On June 20, the European Space Agency's (ESA) Science Program Committee (SPC) gave the go-ahead for the Euclid mission, an endeavor to shed more light on the dark side of the Universe.
The spacecraft will be focused on studying the dark side of the Cosmos, as in dark matter and dark energy. These are quantities introduced in the Big Bang model in order to explain observations, and include them in existing cosmological models.
Dark matter is estimated to make up for 23 percent of the cosmic mass-energy budget, while normal (baryonic) matter accounts for just 4.6 percent. The former only interacts with the latter through the force of gravity, since experts believe it is made up of Weakly-Interacting Massive Particles (WIMP).
Dark energy is the force that pushes large-scale structures in the Universe apart from each other at an ever-accelerating pace. It represents the dominant quantity in the Universe, accounting for 72 percent of its mass-energy budget.
It will be the purpose of the Euclid mission to study both dark matter and dark energy, and provide conclusive data on their nature, constituents, and interaction patterns. For quite some time, it was unclear whether the mission will be approved at all, on account of budget constraints.
The decision the SPC took on June 20 guarantees that the spacecraft will be developed properly, and launched by 2020. Euclid is one of the first two medium-class missions of the Cosmic Vision 2015–25 plan, alongside the Solar Orbiter.
The SPC also signed a number of documents between ESA and the EU Member States involved in the project, which formalize the funding agreements for the two instruments that will go on the spacecraft.
Euclid will feature a camera that will operate in optical wavelengths, as well as a near-infrared camera/spectrometer. The two will be tied by a large, distributed processing system.

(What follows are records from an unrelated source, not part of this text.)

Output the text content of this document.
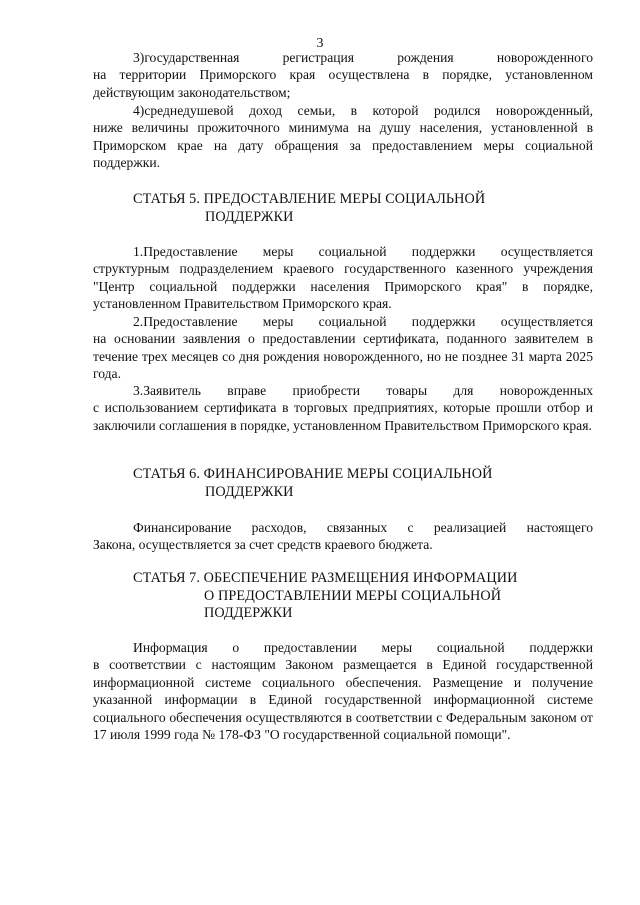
3

3)государственная регистрация рождения новорожденного

на территории Приморского края осуществлена в порядке, установленном действующим законодательством;

4)среднедушевой доход семьи, в которой родился новорожденный,

ниже величины прожиточного минимума на душу населения, установленной в Приморском крае на дату обращения за предоставлением меры социальной поддержки.

СТАТЬЯ 5. ПРЕДОСТАВЛЕНИЕ МЕРЫ СОЦИАЛЬНОЙ
ПОДДЕРЖКИ

1.Предоставление меры социальной поддержки осуществляется

структурным подразделением краевого государственного казенного учреждения "Центр социальной поддержки населения Приморского края" в порядке, установленном Правительством Приморского края.

2.Предоставление меры социальной поддержки осуществляется

на основании заявления о предоставлении сертификата, поданного заявителем в течение трех месяцев со дня рождения новорожденного, но не позднее 31 марта 2025 года.

3.Заявитель вправе приобрести товары для новорожденных

с использованием сертификата в торговых предприятиях, которые прошли отбор и заключили соглашения в порядке, установленном Правительством Приморского края.

СТАТЬЯ 6. ФИНАНСИРОВАНИЕ МЕРЫ СОЦИАЛЬНОЙ
ПОДДЕРЖКИ

Финансирование расходов, связанных с реализацией настоящего

Закона, осуществляется за счет средств краевого бюджета.

СТАТЬЯ 7. ОБЕСПЕЧЕНИЕ РАЗМЕЩЕНИЯ ИНФОРМАЦИИ
О ПРЕДОСТАВЛЕНИИ МЕРЫ СОЦИАЛЬНОЙ
ПОДДЕРЖКИ

Информация о предоставлении меры социальной поддержки

в соответствии с настоящим Законом размещается в Единой государственной информационной системе социального обеспечения. Размещение и получение указанной информации в Единой государственной информационной системе социального обеспечения осуществляются в соответствии с Федеральным законом от 17 июля 1999 года № 178-ФЗ "О государственной социальной помощи".
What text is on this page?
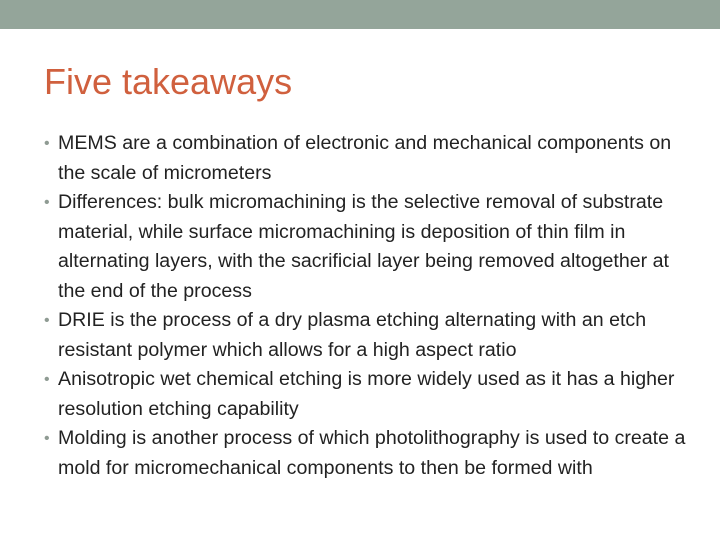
Five takeaways
• MEMS are a combination of electronic and mechanical components on the scale of micrometers
• Differences: bulk micromachining is the selective removal of substrate material, while surface micromachining is deposition of thin film in alternating layers, with the sacrificial layer being removed altogether at the end of the process
• DRIE is the process of a dry plasma etching alternating with an etch resistant polymer which allows for a high aspect ratio
• Anisotropic wet chemical etching is more widely used as it has a higher resolution etching capability
• Molding is another process of which photolithography is used to create a mold for micromechanical components to then be formed with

The latter will be responsible for processing the data in near real time.
The Euclid Consortium, the collaboration responsible for building the instruments and analyzing the resulting data, features some 1,000 investigators from 100 institutes.
“This formal adoption of the mission is a major milestone for a large scientific community, their funding agencies and also for European industry,” explains the ESA
Director of Science and Robotic Exploration, Alvaro Giménez Cañete.
“It took a lot of hard work to get this far, but we now have a solid blueprint for a feasible space telescope which enables very accurate measurements that will bring to light the nature of dark energy,” adds the leader of the Euclid Consortium, Yannick Mellier.